Sunday, February 11, 2007
Oh, Grow Up, NBA!
P.F. Chang's. Salt Lake City. February 2002.
Dinner for three. Two sports writers and a basketball player.
The conversation starts at chitchat but picks up swiftly. The player proves to be genuinely interesting. Then intellectually simulating. Then profoundly challenging.
Coming from a league in which the players' tattoos say more than the players often do, a league in which slamming chests is a form of communication, a league in which a conqueror will thump his fist over his heart but never, ever over his brain, this particular player could not be more mentally engaging.
"Man," I finally tell him, "you'd be a tough guy to date. There's so much in there, so much depth. You must intimidate the women, huh?"
He only smiled.
Before the night's over, I find out that, yes indeed, this player hasn't had much luck with the ladies. But that's by his choice. John Amaechi prefers the company of men.
So now we all know, the news becoming public last week when it was announced that Amaechi will disclose his homosexuality in an upcoming book.
The reaction here today is the same reaction I had five years ago:
Good for John Amaechi, and what's the big deal with the rest of us anyway?
For a society that loves to celebrate its remarkable progress, we remain pathetically stalled in yesterday in so many ways. The fact this story was received by many like a space alien would be at 7-Eleven says way too much.
Dead-head analysts on television and radio awkwardly fell over themselves in discussing Amaechi, several inexplicably calling him "allegedly gay." There were countless allusions to homosexuals as being "they," "them" and "those people."
LeBron James, sounding every bit like a 22-year-old, miserably groped, talking about trust and teammates but offering mostly nonsense. Steven Hunter, for some reason, referenced married men sleeping with other men. Shavlik Randolph used the word "gayness."
It was all very unbecoming, this ham-handed attempt at acceptance or something disguised as acceptance. Amaechi could have written a book about being a lollipop-stealing, seal-clubbing robot and we would have reacted better.
Shouldn't we be beyond all this already? Haven't we witnessed enough to be open to pretty much anything we see today? Doesn't this discussion feel a little like arguing the merits of the color TV?
We're supposed to be the enlightened ones. Equality and all that, remember? We're smarter, more advanced, deeper thinkers.
Yeah, right. And more than a few people ridiculously compared Tony Dungy winning the Super Bowl last week to Jackie Robinson breaking the baseball color barrier.

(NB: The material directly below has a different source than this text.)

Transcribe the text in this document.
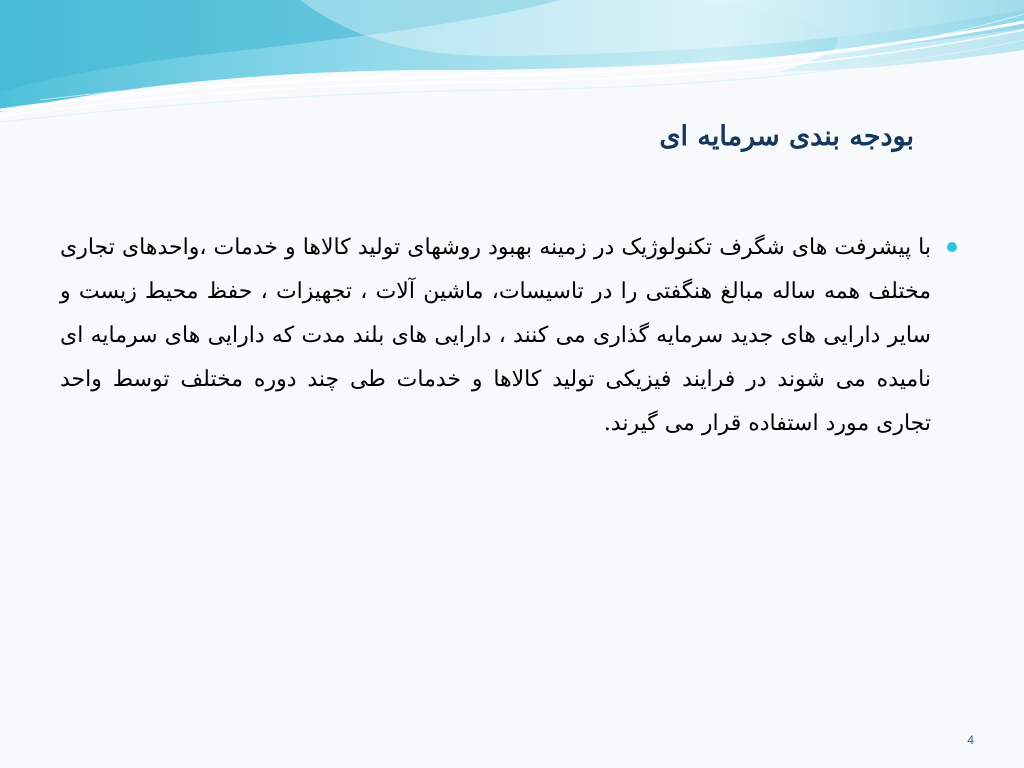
بودجه بندی سرمایه ای
با پیشرفت های شگرف تکنولوژیک در زمینه بهبود روشهای تولید کالاها و خدمات ،واحدهای تجاری مختلف همه ساله مبالغ هنگفتی را در تاسیسات، ماشین آلات ، تجهیزات ، حفظ محیط زیست و سایر دارایی های جدید سرمایه گذاری می کنند ، دارایی های بلند مدت که دارایی های سرمایه ای نامیده می شوند در فرایند فیزیکی تولید کالاها و خدمات طی چند دوره مختلف توسط واحد تجاری مورد استفاده قرار می گیرند.
4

Just guessing here, but Jackie probably had it a little tougher.
The sports section forever has been the toy department of the newspaper. This is true in part because we write about kids playing games. Some of these games take place on junior high fields; others take place at Staples Center and Angel Stadium and all the rest.
The maturity level inside a professional clubhouse or locker room can be alarming. Pampered and spoiled, athletes are outrageously rewarded for their physical skills, while they net not a single dime for their ability to be adults.
They are encouraged to grow rich, you see, without facing the burden of having to also grow up.
Of all the things to drag into this adolescent environment, would any be more difficult than a man's homosexuality? Recall just a few years ago when Mike Piazza, then with the Mets, called a news conference to announce he wasn't gay.
There is a tradition of teammates accepting felons, drunkards and drug users. At times, such things even have been romanticized. But a homosexual? Forget it. Too much to ask for minds too small.
Interesting place we live in here, this charming sports world, where it's better to rape the opposite sex than desire the same sex.
Amaechi's story illustrates well just how Dark Ages we remain on this subject. His announcement reverberated throughout more than just the NBA. It shook all of sports, prompting reaction from men and women, active and retired.
And this is a player who appeared in all of 301 professional games over five seasons, averaging double figures once.
Amaechi's sexuality runs contrary to some of my deepest beliefs. But Amaechi's sexuality has nothing to do with me.
He's gay. Big deal. Didn't care then, don't care now.
He is an exceptionally bright, giving man, a man who once turned down $17 million from the Lakers to sign for $600,000 with Orlando, out of loyalty.
Amaechi has mentored, adopted children and been charitable to a fault, once plunging more than a half-million dollars into debt.
For too many, none of this matters. All they see is a homosexual, their eyes plenty open but their minds sadly shut. Some people just prefer being ignorant.
Not that there's anything right with that.